The agency also uses social media to anticipate what a state might need to prepare for a predicted disaster. For example, as Hurricane Earl moved up the East Coast in September 2010, Fugate could see by monitoring Twitter that tourists on North Carolina’s Outer Banks were evacuating, but many long-term residents were adamant about staying put. That gave the agency a heads-up that there would be people left on the barrier islands, and search and rescue plans were readied.
During an event, FEMA looks for what people are saying on Twitter by tracking the service’s hash tags, which an eventual consensus of users assigns to mark a given event. During the major snow and ice storm that moved across the United States in early February, the most commonly used hash tag was #snomg.
During that storm FEMA was able to monitor what was happening on the ground by using HootSuite, a Twitter-adaptable program that displays all Tweets using the given hash tag. Hence FEMA could tell that Oklahoma was getting hit by ice and Chicago residents thought the storm had missed them, until they started Tweeting that it quickly got worse, Fugate said.

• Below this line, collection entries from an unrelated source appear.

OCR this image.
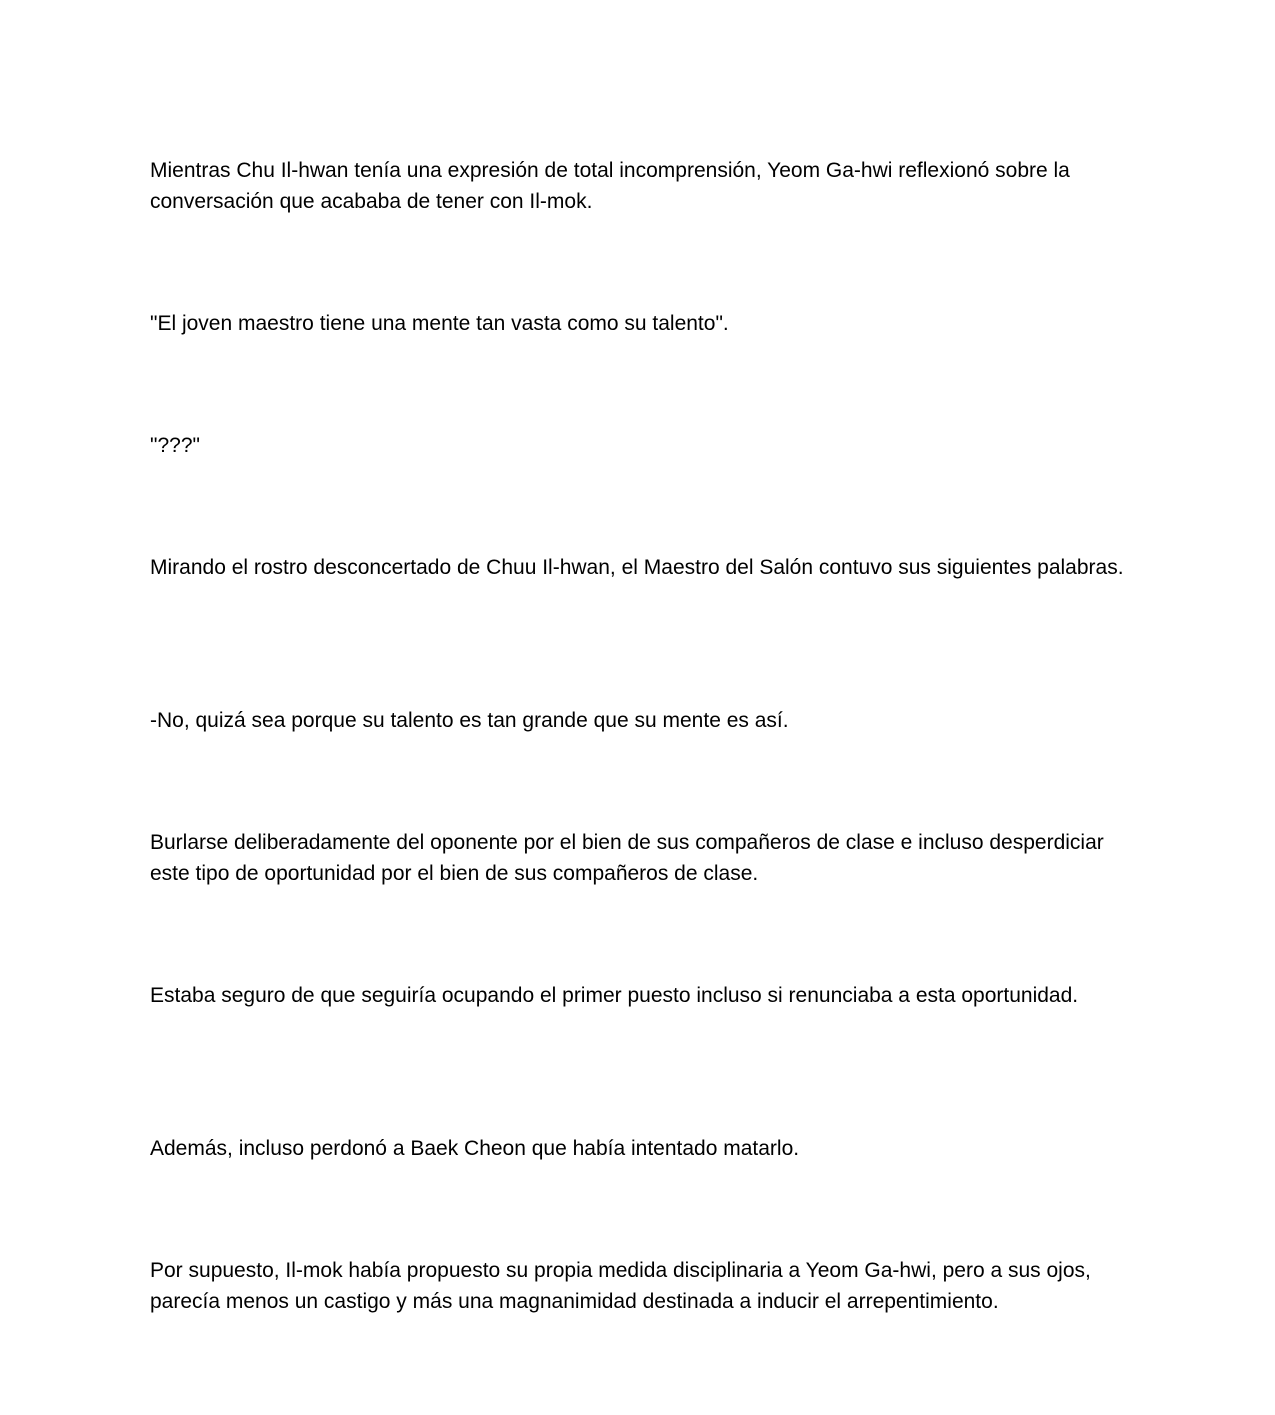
Mientras Chu Il-hwan tenía una expresión de total incomprensión, Yeom Ga-hwi reflexionó sobre la conversación que acababa de tener con Il-mok.

"El joven maestro tiene una mente tan vasta como su talento".

"???"

Mirando el rostro desconcertado de Chuu Il-hwan, el Maestro del Salón contuvo sus siguientes palabras.

-No, quizá sea porque su talento es tan grande que su mente es así.

Burlarse deliberadamente del oponente por el bien de sus compañeros de clase e incluso desperdiciar este tipo de oportunidad por el bien de sus compañeros de clase.

Estaba seguro de que seguiría ocupando el primer puesto incluso si renunciaba a esta oportunidad.

Además, incluso perdonó a Baek Cheon que había intentado matarlo.

Por supuesto, Il-mok había propuesto su propia medida disciplinaria a Yeom Ga-hwi, pero a sus ojos, parecía menos un castigo y más una magnanimidad destinada a inducir el arrepentimiento.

Another example he cites occurred with Tropical Cyclone Wilma, which hit American Samoa at the end of January. A unnamed man Tweeted Fugate and started giving him local conditions, using #wilma as a hash tag. “When the storm came ashore, he starts describing things that were happening,” Fugate said. “But about midway, when [the storm] reach[ed] peak conditions, he starts Tweeting [NFL] scores.” That assured Fugate that critical systems such as electricity were working.
After an event, FEMA will typically re-Tweet information from other government agencies and, using a tool developed by the General Services Administration that shortens .gov Web addresses, the agency can track how many hits each link draws. After the snowstorm, FEMA linked back to the Centers for Disease Control and Prevention: “Very useful in case your power goes out & you have a generator – carbon monoxide safety tips f/ @CDCgovÂ http://go.usa.gov/YEa #snomg.” That link was accessed 1,400 times, Fugate said.
There is much re-Tweeting of what FEMA and Fugate post, he said, and that gets the message out there.